Des responsables coutumiers et religieux pris faits et cause pour le gouvernement
Pour la section régionale de la CS-MEF, de ce qui revient lors de cette période d’accalmie, c’est que les autorités religieuses et coutumières chargées de la médiation pour une sortie de crise heureuse sont des sages à double casquettes. En effet, pour Yacouba KIENTEGA et ses camarades, ces personnalités en venant à la table de la médiation, ne sont pas venues avec une oreille d’écoute et un esprit de discernement. Leur objectif était d’arriver à ce que la CS-MEF signe un protocole d’accord avec le gouvernement, et ce, malgré ces points de blocage. « Ces sages à savoir les coutumiers et les religieux ont pris faits et cause pour le gouvernement. Ils ont rencontré la coordination le mardi 17 juillet après avoir rencontré le gouvernement le samedi 14 juillet. Quand ils ont rencontré la coordination, ils n’avaient pas de nouvelles propositions et ne sont pas venus pas venus vers nous avec l’idée de nous écouter et recueillir nos préoccupations et nos propositions. Ils sont venus nous demander de signer un protocole sur la base des quatre points d’accord trouvés avec le gouvernement », a expliqué le SG du SNAID, section Kadiogo. Ce qui convainc la Coordination, que ces sages ne sont pas des personnes neutres dans ce bras de fer. « Vous comprenez que c’est le gouvernement qui est là sans sa casquette de gouvernement », a déploré le responsable Kadiogo du SNAID.

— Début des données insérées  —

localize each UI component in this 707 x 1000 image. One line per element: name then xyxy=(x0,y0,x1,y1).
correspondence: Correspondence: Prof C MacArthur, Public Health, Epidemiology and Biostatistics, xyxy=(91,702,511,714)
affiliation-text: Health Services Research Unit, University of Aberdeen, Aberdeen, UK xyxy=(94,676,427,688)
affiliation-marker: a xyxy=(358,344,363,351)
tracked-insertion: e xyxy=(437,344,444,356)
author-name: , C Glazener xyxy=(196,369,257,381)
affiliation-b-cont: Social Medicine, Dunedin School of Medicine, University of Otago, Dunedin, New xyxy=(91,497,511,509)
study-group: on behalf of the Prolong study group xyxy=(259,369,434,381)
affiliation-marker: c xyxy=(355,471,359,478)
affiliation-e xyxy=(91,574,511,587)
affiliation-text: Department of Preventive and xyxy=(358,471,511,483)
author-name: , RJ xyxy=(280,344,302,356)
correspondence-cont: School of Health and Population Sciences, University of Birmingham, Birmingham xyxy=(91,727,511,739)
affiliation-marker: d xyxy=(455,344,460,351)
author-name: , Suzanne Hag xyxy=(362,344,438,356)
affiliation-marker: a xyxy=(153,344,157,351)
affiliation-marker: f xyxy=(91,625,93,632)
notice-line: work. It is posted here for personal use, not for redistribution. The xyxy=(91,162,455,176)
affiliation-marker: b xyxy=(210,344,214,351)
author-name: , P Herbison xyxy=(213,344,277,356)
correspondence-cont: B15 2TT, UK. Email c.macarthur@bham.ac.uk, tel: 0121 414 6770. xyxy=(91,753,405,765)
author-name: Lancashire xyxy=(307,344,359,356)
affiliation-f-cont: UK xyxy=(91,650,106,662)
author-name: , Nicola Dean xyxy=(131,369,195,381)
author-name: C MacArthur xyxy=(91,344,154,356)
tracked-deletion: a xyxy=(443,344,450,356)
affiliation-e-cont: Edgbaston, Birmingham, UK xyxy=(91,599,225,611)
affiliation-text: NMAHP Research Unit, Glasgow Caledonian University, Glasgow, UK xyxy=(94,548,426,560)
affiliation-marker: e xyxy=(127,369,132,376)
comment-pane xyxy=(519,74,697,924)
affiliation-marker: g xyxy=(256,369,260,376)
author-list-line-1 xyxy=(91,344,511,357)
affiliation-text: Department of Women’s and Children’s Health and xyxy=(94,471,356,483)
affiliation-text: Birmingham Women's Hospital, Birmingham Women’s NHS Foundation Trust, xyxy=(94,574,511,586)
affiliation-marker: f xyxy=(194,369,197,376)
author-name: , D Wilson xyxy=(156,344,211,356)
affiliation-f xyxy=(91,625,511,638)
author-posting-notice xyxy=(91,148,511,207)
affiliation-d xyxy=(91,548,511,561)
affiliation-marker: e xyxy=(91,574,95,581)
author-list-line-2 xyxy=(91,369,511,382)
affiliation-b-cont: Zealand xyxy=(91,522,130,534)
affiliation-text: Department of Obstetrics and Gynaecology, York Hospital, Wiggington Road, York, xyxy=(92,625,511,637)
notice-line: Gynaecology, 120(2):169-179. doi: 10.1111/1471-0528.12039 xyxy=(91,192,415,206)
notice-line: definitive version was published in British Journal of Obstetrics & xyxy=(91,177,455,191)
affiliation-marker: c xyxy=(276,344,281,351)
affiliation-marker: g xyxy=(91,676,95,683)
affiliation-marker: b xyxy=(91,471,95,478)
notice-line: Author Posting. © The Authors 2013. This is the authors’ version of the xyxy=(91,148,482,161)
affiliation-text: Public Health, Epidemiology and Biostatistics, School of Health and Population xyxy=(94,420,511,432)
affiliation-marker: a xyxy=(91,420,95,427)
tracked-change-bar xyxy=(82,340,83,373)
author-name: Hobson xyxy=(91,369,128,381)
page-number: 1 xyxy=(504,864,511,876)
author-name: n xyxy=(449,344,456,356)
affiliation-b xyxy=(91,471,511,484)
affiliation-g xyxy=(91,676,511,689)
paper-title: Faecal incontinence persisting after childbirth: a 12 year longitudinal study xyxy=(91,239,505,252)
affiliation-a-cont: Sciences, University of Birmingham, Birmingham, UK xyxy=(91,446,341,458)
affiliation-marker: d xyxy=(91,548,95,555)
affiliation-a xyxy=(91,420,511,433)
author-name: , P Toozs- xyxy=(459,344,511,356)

Au-delà du parti pris, la CS-MEF estime qu’aujourd’hui les autorités coutumières et religieuses sont en train de jouer un très mauvais rôle à savoir celui de diaboliser les fonctionnaires en général et ceux du ministère de l’économie et des finances et du développement en particulier. « Nous fréquentons les lieux de culte à savoir les Eglises, les temples et les mosquées et nous avons aussi une oreille pour écouter et faire la part des choses de ce qui y est dit. Ces deux dernières semaines, les prêches et les homélies n’ont aucun rapport avec Dieu, mais s’attaquent uniquement aux fonds communs », a regretté Yacouba KIENTEGA.

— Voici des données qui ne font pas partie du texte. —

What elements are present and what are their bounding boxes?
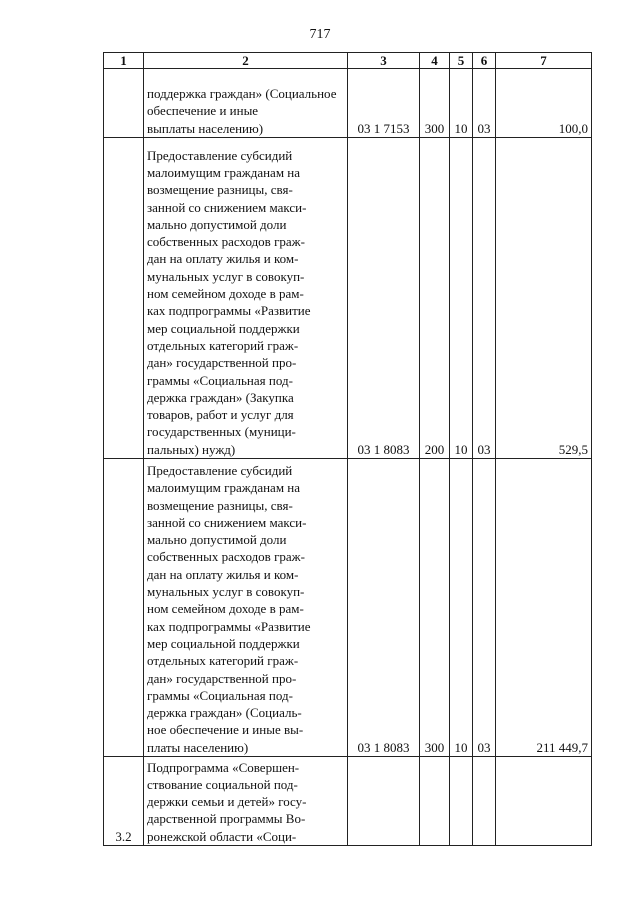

Quoi qu’il en soit, la Coordination se dit toujours debout et ne compte pas plier l’échine devant le gouvernement, car étant convaincue de la légitimité de ses revendications. Elle appelle donc ses camarades des toutes les sections régionales du pays à faire des propositions en tenant compte des enjeux de la lutte, afin que d’ici janvier 2019, « date de la mort » ou de la suppression de certains avantages, le vent de la victoire souffle en sa faveur.